Biz Müslümanlar açısından Kudüs’ün fethi büyük bir dini ve tarihi öneme sahiptir. İşte bu fethin önemli noktaları;
1. Kutsal Şehir: Kudüs, Hz. Peygamber efendimizin Mirac deneyimi ile özdeşleşmiştir ve İslam’ın üçüncü en kutsal şehri olarak kabul edilir.
2. İslam’ın Genişlemesi: Kudüs’ün fethi, İslam’ın büyük genişlemesinin bir parçasıydı. Bu fetih, İslam’ın Arap yarımadası dışına yayılmasının bir göstergesiydi ve Müslümanların bu dönemdeki zaferlerinden biriydi.
3. İslam Kültürü: Kudüs, İslam kültürü ve sanatı için önemli bir merkez haline geldi. Camiler, medreseler ve diğer dini yapılara ev sahipliği yapmasıyla bilinir.
4. İslam’ın Kutsal Mekanları: Kudüs, İslam’ın önemli kutsal mekanlarından birine ev sahipliği yapar. Mescid-i Aksa, Kubbetü’s-Sahra gibi dini yapılara sahiptir ve Müslümanlar için ibadet ve ziyaret yeri olarak önemlidir.
5. Tarih ve Anılar: Kudüs’ün fethi, Müslümanlar için büyük bir tarihsel olaydır ve İslam tarihinde önemli bir kilometre taşı olarak kabul edilir. Fetih, İslam tarihi ve kültürünün bir parçası haline gelmiştir.

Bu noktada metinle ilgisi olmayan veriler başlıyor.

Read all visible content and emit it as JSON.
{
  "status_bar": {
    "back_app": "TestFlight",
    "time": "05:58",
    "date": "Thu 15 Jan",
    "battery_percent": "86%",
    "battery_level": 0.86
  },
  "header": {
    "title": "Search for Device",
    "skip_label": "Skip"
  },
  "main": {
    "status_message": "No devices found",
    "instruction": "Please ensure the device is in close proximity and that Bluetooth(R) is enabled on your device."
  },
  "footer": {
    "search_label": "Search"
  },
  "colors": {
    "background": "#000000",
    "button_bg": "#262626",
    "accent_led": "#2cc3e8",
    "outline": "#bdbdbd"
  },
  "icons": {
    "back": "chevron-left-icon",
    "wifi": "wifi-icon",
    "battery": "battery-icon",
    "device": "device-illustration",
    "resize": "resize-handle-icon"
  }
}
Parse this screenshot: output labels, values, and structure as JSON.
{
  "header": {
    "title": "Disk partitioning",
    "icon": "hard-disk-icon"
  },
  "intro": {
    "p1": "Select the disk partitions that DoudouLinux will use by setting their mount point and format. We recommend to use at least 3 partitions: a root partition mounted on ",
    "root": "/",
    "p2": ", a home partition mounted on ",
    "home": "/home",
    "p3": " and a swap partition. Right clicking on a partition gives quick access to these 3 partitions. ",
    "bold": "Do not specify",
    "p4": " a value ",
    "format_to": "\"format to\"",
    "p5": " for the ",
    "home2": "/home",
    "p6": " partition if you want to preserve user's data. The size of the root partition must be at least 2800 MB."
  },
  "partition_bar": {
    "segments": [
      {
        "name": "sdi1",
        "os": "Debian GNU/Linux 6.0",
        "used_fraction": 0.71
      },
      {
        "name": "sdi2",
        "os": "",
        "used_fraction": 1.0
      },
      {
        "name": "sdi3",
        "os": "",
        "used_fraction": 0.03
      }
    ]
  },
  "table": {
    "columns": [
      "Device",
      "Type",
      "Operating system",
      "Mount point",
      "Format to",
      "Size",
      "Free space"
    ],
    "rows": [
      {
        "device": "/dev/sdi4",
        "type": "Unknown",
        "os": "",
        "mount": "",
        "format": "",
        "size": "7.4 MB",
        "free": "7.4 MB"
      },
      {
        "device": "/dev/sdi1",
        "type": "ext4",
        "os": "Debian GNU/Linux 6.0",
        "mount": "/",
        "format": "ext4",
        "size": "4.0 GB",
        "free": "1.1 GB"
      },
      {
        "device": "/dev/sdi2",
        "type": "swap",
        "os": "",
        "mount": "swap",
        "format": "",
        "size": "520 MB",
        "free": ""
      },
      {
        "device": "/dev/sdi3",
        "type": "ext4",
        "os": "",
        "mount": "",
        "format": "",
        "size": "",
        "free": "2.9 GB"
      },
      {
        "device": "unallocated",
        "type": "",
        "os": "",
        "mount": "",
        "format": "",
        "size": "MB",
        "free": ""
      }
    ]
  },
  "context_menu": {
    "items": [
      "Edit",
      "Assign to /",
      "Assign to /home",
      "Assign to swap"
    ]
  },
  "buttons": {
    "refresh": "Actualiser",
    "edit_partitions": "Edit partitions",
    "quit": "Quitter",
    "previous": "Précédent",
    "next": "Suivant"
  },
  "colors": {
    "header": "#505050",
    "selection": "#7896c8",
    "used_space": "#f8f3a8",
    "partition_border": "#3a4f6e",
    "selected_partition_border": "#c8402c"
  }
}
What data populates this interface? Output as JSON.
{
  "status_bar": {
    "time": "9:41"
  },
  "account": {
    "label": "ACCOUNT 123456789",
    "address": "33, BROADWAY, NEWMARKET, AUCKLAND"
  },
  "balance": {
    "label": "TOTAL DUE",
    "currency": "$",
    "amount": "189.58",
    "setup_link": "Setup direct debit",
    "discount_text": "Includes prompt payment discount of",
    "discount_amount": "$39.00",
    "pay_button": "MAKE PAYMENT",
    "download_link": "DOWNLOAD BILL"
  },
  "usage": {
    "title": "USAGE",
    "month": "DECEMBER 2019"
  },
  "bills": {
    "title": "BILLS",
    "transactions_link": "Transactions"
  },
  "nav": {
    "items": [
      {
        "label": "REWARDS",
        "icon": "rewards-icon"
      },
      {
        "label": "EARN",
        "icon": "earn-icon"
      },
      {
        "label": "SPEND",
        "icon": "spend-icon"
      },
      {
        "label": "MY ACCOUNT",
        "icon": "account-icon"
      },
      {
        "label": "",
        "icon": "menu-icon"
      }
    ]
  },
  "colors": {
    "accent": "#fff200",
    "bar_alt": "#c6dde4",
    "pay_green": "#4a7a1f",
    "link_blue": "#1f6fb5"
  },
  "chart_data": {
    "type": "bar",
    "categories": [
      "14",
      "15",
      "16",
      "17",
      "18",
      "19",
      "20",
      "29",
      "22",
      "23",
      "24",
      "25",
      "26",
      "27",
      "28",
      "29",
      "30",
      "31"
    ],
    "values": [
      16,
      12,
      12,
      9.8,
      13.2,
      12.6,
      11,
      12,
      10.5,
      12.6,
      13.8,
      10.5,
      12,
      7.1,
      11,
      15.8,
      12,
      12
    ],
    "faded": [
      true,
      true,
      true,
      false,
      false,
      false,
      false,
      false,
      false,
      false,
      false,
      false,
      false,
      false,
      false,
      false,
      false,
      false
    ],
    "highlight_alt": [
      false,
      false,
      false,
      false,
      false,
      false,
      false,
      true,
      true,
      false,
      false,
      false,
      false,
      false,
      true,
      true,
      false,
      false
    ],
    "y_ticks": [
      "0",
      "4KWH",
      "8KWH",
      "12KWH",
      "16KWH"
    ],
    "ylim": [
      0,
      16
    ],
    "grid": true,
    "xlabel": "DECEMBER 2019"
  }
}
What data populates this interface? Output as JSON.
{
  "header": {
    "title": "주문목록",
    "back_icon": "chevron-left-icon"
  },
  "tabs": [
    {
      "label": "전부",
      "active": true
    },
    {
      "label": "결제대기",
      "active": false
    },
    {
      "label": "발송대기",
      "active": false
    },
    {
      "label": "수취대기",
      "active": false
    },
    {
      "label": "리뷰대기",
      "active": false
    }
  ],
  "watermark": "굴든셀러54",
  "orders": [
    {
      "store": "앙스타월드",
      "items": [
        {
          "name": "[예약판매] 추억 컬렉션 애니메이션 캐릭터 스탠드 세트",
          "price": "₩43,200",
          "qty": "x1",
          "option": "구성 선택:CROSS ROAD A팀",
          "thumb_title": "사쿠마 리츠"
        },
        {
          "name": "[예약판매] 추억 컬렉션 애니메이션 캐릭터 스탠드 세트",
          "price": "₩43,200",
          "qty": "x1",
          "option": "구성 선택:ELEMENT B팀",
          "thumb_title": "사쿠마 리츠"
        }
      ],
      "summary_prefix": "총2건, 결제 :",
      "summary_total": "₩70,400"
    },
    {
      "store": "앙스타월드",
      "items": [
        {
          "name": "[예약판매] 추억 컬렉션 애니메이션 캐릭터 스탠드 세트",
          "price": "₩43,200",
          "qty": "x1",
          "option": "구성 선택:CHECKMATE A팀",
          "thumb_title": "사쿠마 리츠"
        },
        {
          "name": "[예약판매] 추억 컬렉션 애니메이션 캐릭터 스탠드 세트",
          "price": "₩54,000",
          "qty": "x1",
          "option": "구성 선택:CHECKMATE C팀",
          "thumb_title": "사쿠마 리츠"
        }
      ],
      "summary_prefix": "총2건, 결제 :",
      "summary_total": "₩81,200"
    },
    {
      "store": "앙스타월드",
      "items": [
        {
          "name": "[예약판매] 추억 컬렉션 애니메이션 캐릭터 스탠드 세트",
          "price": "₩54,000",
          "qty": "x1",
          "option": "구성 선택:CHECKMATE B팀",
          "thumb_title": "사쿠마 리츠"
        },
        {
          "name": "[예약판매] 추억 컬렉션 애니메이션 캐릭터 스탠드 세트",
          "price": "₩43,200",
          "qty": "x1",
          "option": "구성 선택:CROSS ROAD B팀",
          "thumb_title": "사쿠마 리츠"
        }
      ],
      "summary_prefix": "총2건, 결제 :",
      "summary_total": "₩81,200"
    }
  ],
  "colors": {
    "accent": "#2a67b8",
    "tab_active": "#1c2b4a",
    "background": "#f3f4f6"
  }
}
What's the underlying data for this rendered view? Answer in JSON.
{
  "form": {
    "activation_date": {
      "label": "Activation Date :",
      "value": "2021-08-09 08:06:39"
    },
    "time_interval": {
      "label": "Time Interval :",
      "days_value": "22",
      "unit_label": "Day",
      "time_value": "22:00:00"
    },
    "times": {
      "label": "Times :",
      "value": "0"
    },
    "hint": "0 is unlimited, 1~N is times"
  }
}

İmadeddin Zengi ve Nureddin Mahmud’un kurduğu devleti ve İslam birliğini yeniden tesis eden ve daha da ileriye taşıyarak yaklaşık bir asırdır İslam dünyasının büyük bir özlemi olan Kudüs’ü yeniden fetheden Selahaddin Eyyûbî, kurduğu devletteki yaklaşık 20 yıl süren saltanatı boyunca, başta Kudüs’ün yeniden fethi olmak üzere faaliyetleri ve başarılarıyla dönemine, sonraki çağlara damgasını vurmuş; günümüze değin hem İslam dünyası hem de Batı/Hristiyan dünyası tarafından büyük saygı duyulan, sarsılmaz karizması ile sevilen, örnek bir şahsiyet, İslam tarihinin en büyük kahramanlardandır.
Fakat bugün Batı dünyası, saygıyla karışık, nefreti de içinde barındırmakta ve bunu dile getirmekten çekinmemektedir. XII. yüzyıldan asırlar sonrasında bile, kendileri için büyük bir kayıp olan Kudüs’ün, I. Dünya Savaşı sırasında Osmanlı’dan kendilerine geçtiği gün, İngiliz generalin, Selahaddin Eyyûbî’nin türbesine giderek tahribat ve hakaretlerde bulunması, onun çağları aşan bir Türk hükümdarı olmasının yanı sıra, Hristiyan dünyadan kendisine duyulan nefretin yüzyıllar sonra bile bitmediğinin en büyük somut örneği olarak tarihe geçmiş bulunmaktadır. Haçlılara karşı yürüttüğü sarsılmaz mücadele, bugün de ülkemizde ve coğrafyamızda saldırılarına devam eden Batı dünyasına karşı, hepimize örnek teşkil etmelidir.
[1] Oğuzhan Karayel, Kırıkkale Üniversitesi Sosyal Bilimler Enstitüsü, Temel İslam Bilimleri, İslam Hukuku Y.L.
[2] Mehmet Akif İnan, “Mescid-i Aksa” Şiiri.